In genere gli studi legali sono avvezzi a guardarsi a distanza come controparti di un’operazione. Ma entrando nel campo della comunicazione, se questo pensiero venisse stravolto e si considerasse la controparte come un alleato, al fine di pianificare una strategia mediatica più efficace e completa, il risultato potrebbe essere sorprendente.

Quando si conclude un’operazione, nel momento in cui le parti appongono l’ultima firma che definisce il termine della consulenza legale o fiscale, proprio in quel momento scatta la corsa degli advisor a conquistare la miglior posizione nelle riprese mediatiche. Tutti fanno pressione per essere citati nel titolo ed essere menzionati per primi, oltre a richiedere di allegare, e fare in modo che sia pubblicata, la propria foto.

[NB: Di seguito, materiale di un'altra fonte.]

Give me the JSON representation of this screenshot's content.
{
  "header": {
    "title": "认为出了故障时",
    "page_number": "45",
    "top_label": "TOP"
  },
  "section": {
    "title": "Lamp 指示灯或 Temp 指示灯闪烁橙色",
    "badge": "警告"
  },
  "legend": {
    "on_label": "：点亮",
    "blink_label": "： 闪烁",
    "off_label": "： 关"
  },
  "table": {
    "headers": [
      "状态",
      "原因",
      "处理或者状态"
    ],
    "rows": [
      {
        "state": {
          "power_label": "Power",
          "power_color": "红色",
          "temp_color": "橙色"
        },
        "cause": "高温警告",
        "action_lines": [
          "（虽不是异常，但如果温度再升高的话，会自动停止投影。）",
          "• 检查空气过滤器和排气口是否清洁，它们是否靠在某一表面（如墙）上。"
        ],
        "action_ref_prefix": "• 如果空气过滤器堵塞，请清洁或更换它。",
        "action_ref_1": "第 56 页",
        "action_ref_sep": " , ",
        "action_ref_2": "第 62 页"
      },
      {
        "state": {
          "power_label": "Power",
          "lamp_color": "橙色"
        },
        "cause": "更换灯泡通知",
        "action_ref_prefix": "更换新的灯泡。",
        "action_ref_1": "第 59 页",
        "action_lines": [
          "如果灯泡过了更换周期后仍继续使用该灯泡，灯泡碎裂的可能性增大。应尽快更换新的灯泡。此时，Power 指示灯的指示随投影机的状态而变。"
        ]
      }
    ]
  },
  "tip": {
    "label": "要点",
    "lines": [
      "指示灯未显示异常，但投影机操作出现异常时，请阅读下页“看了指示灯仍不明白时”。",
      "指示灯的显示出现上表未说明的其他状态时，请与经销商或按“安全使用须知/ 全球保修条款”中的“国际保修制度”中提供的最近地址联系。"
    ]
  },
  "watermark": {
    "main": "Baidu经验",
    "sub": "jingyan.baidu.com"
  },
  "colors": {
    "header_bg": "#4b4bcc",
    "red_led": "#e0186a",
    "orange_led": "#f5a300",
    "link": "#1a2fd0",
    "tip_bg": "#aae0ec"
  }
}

Ma non sempre tutto scorre liscio e alle volte accordarsi sul testo e sulle modalità di invio del comunicato stampa può essere equiparabile a una vera e propria negoziazione, che in alcuni casi, non termina con un accordo, e di conseguenza accade che si concluda con l’invio di due o più testi indirizzati alle testate, con il medesimo contenuto, scritto da diversi punti di vista e protagonisti differenti. Ecco, questo proprio sarebbe il caso non accadesse, mai!

Ma mettendo da parte l’individualismo e coinvolgendo tutti gli advisor dell’operazione, si può ottenere la miglior modalità per la stesura e l’emissione del comunicato stampa.

Collaborazione

Impariamo a cambiare prospettiva e a collaborare con tutte le parti coinvolte.

La chiave di volta per una comunicazione a regola d’arte potrebbe essere quella di coinvolgere tutti i consulenti dell’operazione: avvocati, advisor tributari, fiscali, notai, eventualmente ingegneri e architetti-per operazioni di real estate-o ancora grafici/ consulenti in marchi e brevetti- nelle assistenze di proprietà intellettuale etc etc.

Coinvolgere tutti, infatti, significherebbe poter raggiungere testate di diversi settori e ampliare la ripresa mediatica.

A questo proposito potrebbe essere una grande opportunità quella di far interloquire gli uffici stampa di ognuno per far sì che, a seconda delle proprie competenze, si possano occupare dell’emissione del press release a una serie di testate, ciascuno con i propri contatti.